You may recall the infamous £256m “magic money twig” that was repeatedly invoked by ministers – before that we had £69m of student premium funding linked to APPs cross-allocated in 2019-20 (£23m a month for April, May and June) which was the money that ministers expected providers to use to support students financially rather than paying for outreach activity that couldn’t happen anyway. But as it turns out the big increase in expenditure against plans happened for access work (+23 per cent) rather than financial support (+1 per cent)
This was spent on stuff like extending hardship funding, topping up existing bursaries, and either providing or loaning IT equipment alongside expanding eligibility for these schemes.
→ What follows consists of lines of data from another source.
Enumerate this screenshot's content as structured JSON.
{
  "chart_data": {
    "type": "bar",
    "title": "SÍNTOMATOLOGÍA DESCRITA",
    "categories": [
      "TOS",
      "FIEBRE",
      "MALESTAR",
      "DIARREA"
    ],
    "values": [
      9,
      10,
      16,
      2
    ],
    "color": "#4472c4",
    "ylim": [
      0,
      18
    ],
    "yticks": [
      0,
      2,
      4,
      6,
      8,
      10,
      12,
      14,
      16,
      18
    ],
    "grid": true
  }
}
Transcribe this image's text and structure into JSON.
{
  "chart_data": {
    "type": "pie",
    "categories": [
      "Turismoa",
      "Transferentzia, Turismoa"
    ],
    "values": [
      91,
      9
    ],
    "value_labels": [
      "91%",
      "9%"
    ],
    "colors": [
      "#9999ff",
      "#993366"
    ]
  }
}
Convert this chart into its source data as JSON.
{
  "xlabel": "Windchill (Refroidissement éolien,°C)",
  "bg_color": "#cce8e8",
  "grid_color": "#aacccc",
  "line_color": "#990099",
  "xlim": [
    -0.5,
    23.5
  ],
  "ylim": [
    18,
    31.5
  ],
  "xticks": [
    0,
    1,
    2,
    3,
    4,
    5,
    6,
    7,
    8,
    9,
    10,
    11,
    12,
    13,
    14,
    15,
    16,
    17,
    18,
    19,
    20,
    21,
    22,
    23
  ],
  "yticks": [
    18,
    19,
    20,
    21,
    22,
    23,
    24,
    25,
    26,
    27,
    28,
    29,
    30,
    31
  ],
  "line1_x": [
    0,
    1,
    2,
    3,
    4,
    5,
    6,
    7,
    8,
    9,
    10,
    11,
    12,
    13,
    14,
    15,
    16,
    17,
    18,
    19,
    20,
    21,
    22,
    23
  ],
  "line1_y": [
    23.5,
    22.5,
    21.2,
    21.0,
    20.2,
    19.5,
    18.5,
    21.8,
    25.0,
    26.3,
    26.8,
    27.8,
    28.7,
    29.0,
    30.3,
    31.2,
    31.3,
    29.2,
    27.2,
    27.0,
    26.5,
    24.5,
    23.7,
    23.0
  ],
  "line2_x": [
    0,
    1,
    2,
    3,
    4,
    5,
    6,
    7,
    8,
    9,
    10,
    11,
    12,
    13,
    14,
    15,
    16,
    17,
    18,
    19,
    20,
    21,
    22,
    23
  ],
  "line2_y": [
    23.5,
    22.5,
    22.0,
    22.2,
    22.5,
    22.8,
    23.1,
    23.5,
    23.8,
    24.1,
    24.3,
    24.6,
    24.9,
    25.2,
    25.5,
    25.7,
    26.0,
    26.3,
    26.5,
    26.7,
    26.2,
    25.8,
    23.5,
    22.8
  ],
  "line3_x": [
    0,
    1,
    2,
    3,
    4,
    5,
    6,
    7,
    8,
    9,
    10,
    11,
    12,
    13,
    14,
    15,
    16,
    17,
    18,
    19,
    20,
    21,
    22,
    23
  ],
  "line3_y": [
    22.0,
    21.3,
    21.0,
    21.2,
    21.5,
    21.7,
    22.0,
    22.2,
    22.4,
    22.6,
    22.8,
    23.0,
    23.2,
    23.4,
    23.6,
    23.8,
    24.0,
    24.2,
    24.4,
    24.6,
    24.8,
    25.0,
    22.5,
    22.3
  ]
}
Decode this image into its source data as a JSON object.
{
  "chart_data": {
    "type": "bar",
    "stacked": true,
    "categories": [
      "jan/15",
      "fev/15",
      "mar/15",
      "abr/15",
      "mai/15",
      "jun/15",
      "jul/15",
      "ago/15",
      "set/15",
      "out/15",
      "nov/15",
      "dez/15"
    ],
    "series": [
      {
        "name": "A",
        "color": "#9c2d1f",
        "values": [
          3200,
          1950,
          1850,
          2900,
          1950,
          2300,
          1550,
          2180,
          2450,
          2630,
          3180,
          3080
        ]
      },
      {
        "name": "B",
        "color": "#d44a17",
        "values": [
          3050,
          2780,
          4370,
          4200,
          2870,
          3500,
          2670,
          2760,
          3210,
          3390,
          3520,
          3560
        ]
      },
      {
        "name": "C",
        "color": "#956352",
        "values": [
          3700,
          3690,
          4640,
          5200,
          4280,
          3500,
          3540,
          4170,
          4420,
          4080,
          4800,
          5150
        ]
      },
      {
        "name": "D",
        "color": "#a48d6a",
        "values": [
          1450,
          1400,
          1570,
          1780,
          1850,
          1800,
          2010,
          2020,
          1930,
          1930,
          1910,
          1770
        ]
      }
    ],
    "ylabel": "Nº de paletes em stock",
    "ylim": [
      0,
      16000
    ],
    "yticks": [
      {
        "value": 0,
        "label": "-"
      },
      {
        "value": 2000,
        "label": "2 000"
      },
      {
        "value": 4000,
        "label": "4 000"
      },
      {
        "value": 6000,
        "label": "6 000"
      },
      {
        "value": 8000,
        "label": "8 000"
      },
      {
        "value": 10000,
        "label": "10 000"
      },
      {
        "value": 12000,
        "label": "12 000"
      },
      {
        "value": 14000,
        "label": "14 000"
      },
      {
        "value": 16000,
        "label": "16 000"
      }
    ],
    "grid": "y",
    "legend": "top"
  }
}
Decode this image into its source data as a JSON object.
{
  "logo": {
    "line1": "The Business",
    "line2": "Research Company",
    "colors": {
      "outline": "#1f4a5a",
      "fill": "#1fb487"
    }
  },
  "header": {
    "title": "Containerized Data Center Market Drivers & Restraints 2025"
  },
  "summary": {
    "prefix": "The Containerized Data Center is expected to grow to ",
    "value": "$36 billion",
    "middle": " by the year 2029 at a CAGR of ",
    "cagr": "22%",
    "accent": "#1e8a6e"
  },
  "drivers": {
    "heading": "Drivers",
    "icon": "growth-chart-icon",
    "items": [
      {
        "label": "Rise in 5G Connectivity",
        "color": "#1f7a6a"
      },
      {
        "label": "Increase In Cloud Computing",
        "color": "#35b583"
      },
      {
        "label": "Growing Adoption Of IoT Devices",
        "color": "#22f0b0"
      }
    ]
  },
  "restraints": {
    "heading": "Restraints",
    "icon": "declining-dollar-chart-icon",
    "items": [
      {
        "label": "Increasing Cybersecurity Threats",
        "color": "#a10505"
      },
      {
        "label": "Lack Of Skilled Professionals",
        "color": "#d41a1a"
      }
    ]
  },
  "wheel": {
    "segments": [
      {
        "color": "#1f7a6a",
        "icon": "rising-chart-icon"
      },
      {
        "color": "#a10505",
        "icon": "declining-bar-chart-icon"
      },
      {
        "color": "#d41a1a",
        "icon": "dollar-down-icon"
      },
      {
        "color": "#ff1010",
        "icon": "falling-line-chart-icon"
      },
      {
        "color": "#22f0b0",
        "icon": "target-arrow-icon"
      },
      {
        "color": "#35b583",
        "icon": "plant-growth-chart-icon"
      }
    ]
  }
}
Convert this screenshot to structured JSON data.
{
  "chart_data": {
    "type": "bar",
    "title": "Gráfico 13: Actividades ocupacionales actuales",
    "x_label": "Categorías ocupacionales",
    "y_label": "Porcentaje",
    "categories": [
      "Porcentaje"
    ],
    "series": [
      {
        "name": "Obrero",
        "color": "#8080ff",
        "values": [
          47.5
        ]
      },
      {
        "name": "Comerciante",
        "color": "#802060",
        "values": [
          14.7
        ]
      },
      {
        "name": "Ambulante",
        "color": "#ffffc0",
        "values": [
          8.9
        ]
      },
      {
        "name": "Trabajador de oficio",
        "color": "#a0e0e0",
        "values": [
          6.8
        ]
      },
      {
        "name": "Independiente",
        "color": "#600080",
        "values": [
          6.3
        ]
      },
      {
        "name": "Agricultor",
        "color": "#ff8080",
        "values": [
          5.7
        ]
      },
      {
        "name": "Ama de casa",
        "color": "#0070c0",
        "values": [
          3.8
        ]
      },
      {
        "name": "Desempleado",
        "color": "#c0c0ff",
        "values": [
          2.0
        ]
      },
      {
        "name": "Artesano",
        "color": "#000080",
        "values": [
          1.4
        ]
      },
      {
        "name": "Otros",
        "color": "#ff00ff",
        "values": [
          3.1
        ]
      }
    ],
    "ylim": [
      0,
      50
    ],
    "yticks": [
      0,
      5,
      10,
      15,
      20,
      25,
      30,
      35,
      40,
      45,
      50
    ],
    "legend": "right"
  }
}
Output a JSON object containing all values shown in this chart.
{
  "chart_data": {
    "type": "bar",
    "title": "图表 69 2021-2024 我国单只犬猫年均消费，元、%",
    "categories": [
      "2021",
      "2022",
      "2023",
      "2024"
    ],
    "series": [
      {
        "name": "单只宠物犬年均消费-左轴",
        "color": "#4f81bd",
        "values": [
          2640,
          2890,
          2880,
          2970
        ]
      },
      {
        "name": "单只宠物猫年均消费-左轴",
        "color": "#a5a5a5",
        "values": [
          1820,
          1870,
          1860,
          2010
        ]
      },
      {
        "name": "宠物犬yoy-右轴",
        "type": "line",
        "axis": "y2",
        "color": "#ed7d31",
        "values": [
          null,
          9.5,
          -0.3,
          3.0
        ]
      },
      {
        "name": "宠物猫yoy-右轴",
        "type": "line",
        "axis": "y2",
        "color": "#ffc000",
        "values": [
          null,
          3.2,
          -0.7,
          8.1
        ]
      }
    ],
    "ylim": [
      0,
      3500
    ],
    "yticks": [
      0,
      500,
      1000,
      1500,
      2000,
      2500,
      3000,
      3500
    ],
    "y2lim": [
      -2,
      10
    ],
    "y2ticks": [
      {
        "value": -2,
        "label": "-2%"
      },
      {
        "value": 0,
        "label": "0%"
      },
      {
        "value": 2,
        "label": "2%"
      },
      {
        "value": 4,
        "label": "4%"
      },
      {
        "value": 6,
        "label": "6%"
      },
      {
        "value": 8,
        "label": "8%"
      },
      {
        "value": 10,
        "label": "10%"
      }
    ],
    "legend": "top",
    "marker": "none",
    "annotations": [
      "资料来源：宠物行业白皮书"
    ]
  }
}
However, in APP terms funds used for rent refunds and rebates was not counted, as providers were not clear whether or not this was targeted only at previously defined “underrepresented or vulnerable” students.
This rather flies in the face of repeated assertions that the funds could be used to support mental health and wellbeing for all students (uncaveated in any of the many, many, times Michelle Donelan used this form of words in parliament). To be strictly fair, disadvantaged students suffered disproportionately during the pandemic, but all students struggled and all students should have been supported based on their actual needs rather than whether or not they fitted into a particular definition.
Student submissions
The regulator was delighted with the effort and diligence that students brought to their submissions, and noted a broad support both for the way providers had delivered against plans and the changes made during the pandemic. Students noted the impact on vulnerable students, noting issues like access to part-time work, mental health, isolations, and loneliness – though submissions were clear that these affected all students. Work done by providers and SUs to facilitate interaction and community was praised – but key concerns about communication and inconsistencies in academic support was highlighted as a major issue. Digital poverty was cited as a key barrier to remote learning. It’s all good stuff.
However
None of this changes the fact that providers were allocated money to do access and participation, and delivery against the same plans (already projected to cost more than was allocated) has been measured. Providers who took the minister at her word and used these funds to support all students have had to answer difficult questions about why issues of broad human decency got in the way of spending the money on some students and not others. Perhaps this is the reduction in bureaucracy that we keep hearing about.